En ese momento, Ana se dio cuenta de que tenía que tomar una gran decisión. Según sus órdenes, debía recoger todas las muestras necesarias, y volver a casa. Pero ella dudaba de si eso era lo correcto. Esos seres no sabían que existían otros mundos, no sabían que alguien los observaba; y, si ella los estudiaba, los cambiaría para siempre.
Miró por la ventana de la estación hacia la luna anaranjada; en algún lugar de ese mundo helado, la vida prosperaba. Microscópicos organismos de azufre nadaban en lagos oscuros, comían, se reproducían y morían; sin saber que eran especiales.
"Los encontramos," susurró Ana. "Por fin, no estamos solos."
La pregunta que la inquietaba ahora ya no era si había vida más allá de la Tierra, era si debía estudiarla, sacándola así de su anonimato cósmico. Argos tenía instrucciones para recolectar muestras y regresar, pero Ana dudaba. Quizás algunos silencios debían mantenerse, o, quizás, el deber científico era precisamente romperlos.
Primero pensó en sus jefes en la Tierra. Ellos querrían explotar el descubrimiento, habría noticias, premios, y más misiones. Titán se convertiría en un laboratorio, y esos seres microscópicos, serían estudiados hasta el último detalle.

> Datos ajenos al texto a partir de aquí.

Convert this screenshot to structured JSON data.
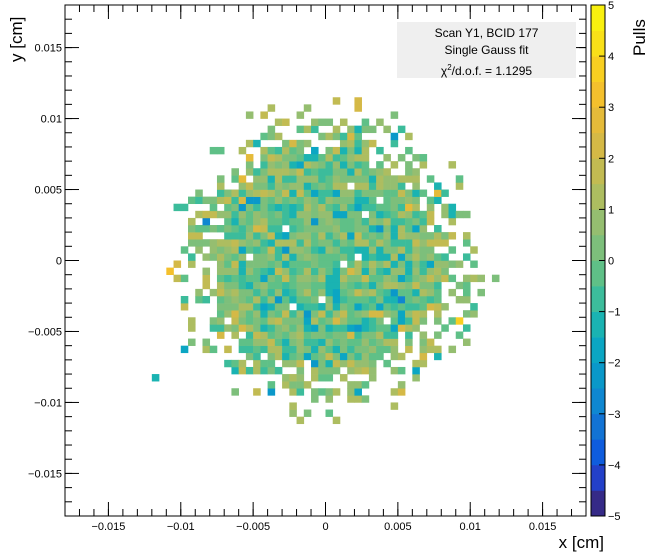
{
  "chart_data": {
    "type": "heatmap",
    "xlabel": "x [cm]",
    "ylabel": "y [cm]",
    "zlabel": "Pulls",
    "xlim": [
      -0.018,
      0.018
    ],
    "ylim": [
      -0.018,
      0.018
    ],
    "zlim": [
      -5,
      5
    ],
    "x_ticks": [
      "−0.015",
      "−0.01",
      "−0.005",
      "0",
      "0.005",
      "0.01",
      "0.015"
    ],
    "x_tick_values": [
      -0.015,
      -0.01,
      -0.005,
      0,
      0.005,
      0.01,
      0.015
    ],
    "y_ticks": [
      "−0.015",
      "−0.01",
      "−0.005",
      "0",
      "0.005",
      "0.01",
      "0.015"
    ],
    "y_tick_values": [
      -0.015,
      -0.01,
      -0.005,
      0,
      0.005,
      0.01,
      0.015
    ],
    "z_ticks": [
      "−5",
      "−4",
      "−3",
      "−2",
      "−1",
      "0",
      "1",
      "2",
      "3",
      "4",
      "5"
    ],
    "z_tick_values": [
      -5,
      -4,
      -3,
      -2,
      -1,
      0,
      1,
      2,
      3,
      4,
      5
    ],
    "legend": {
      "line1": "Scan Y1, BCID 177",
      "line2": "Single Gauss fit",
      "chi_prefix": "χ",
      "chi_sup": "2",
      "chi_suffix": "/d.o.f. = 1.1295"
    },
    "distribution": {
      "shape": "2D gaussian pulls",
      "center": [
        0.0,
        0.0
      ],
      "core_radius": 0.0075,
      "outer_radius": 0.0115,
      "bin_width": 0.0005
    },
    "palette": [
      "#352a87",
      "#2340c8",
      "#0f5cdd",
      "#1273d4",
      "#0f87d1",
      "#0a98c9",
      "#0ba6c3",
      "#1ab3b2",
      "#3cbc9b",
      "#5fc087",
      "#7dbf7b",
      "#95be70",
      "#adbd60",
      "#c2bb52",
      "#d5b946",
      "#e5bb3a",
      "#f4c02d",
      "#f8cf21",
      "#f9e018",
      "#f9f00f"
    ]
  }
}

Después también pensó en no decir nada; guardar el secreto y dejar que Titán siguiera siendo un mundo misterioso.
Finalmente, su vocación científica se impuso y envió el mensaje a su equipo en la Tierra. La ciencia solo puede avanzar compartiendo conocimiento, se convenció; pero guardó una copia de la muestra para ella. Una prueba de que, aunque solo fuera por unas horas, ella fue la única persona en el universo que sabía que no estábamos solos.

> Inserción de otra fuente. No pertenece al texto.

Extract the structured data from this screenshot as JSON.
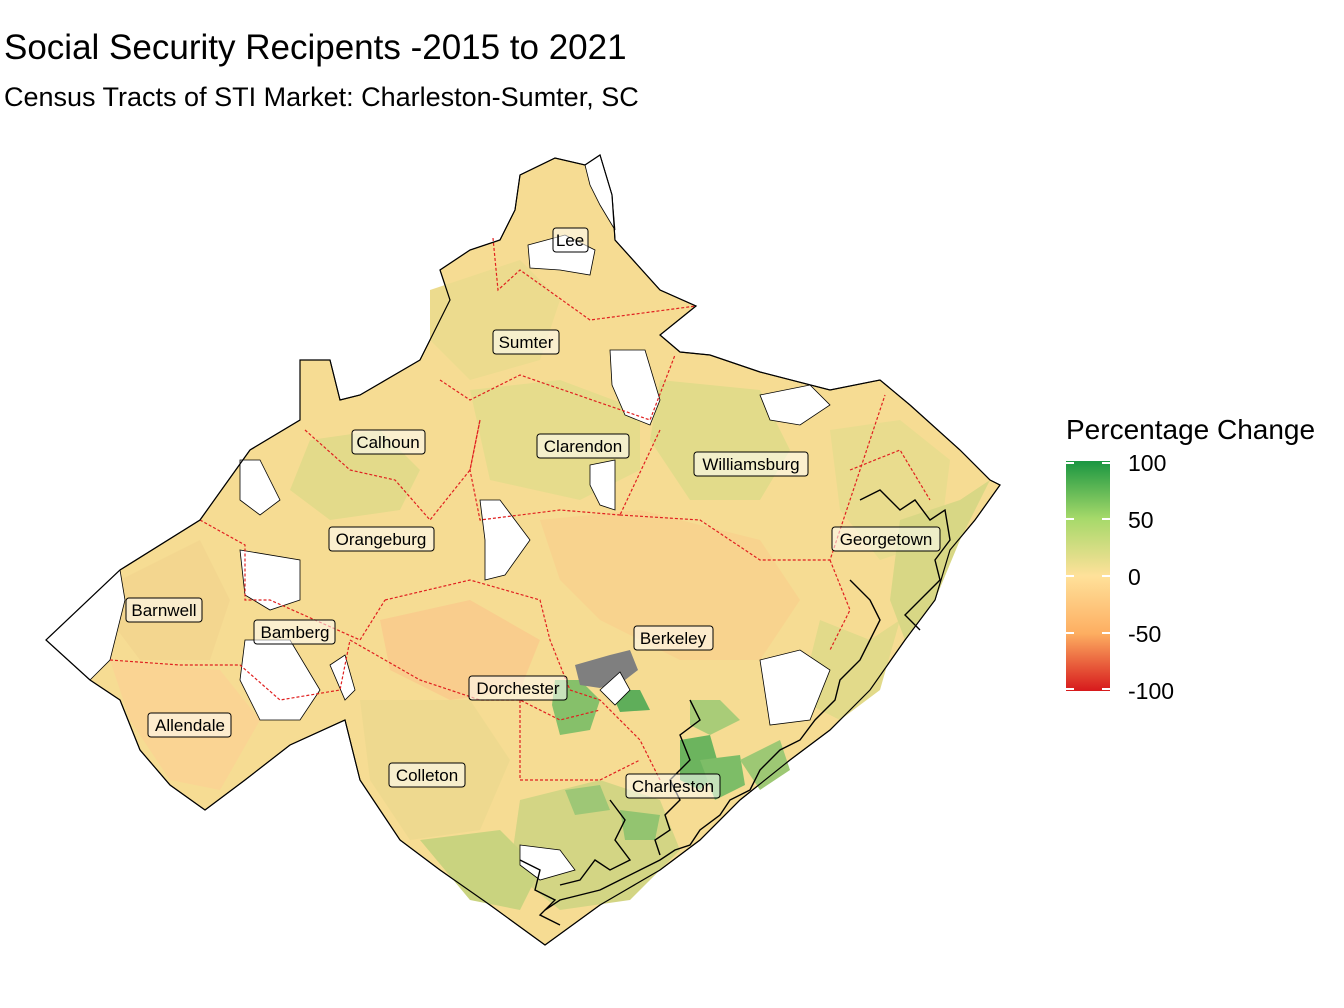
{
  "title": "Social Security Recipents -2015 to 2021",
  "subtitle": "Census Tracts of STI Market: Charleston-Sumter, SC",
  "legend": {
    "title": "Percentage Change",
    "ticks": [
      "100",
      "50",
      "0",
      "-50",
      "-100"
    ],
    "colors": {
      "high": "#1a9641",
      "mid_high": "#a6d96a",
      "mid": "#ffe19a",
      "mid_low": "#fdae61",
      "low": "#d7191c",
      "missing": "#7f7f7f"
    }
  },
  "counties": {
    "lee": "Lee",
    "sumter": "Sumter",
    "calhoun": "Calhoun",
    "clarendon": "Clarendon",
    "williamsburg": "Williamsburg",
    "orangeburg": "Orangeburg",
    "georgetown": "Georgetown",
    "barnwell": "Barnwell",
    "bamberg": "Bamberg",
    "berkeley": "Berkeley",
    "dorchester": "Dorchester",
    "allendale": "Allendale",
    "colleton": "Colleton",
    "charleston": "Charleston"
  }
}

Cuando Argos despegó con las muestras, Ana sintió una mezcla de alegría y tristeza. Había descubierto vida extraterrestre, pero también intuía que se rompería la paz de millones de años. A partir de ahora, Titán ya no sería la misma. Aunque, por un tiempo, en algún lugar del universo, en un lago de metano bajo cielos anaranjados, la vida continuaba sin saber que había sido descubierta.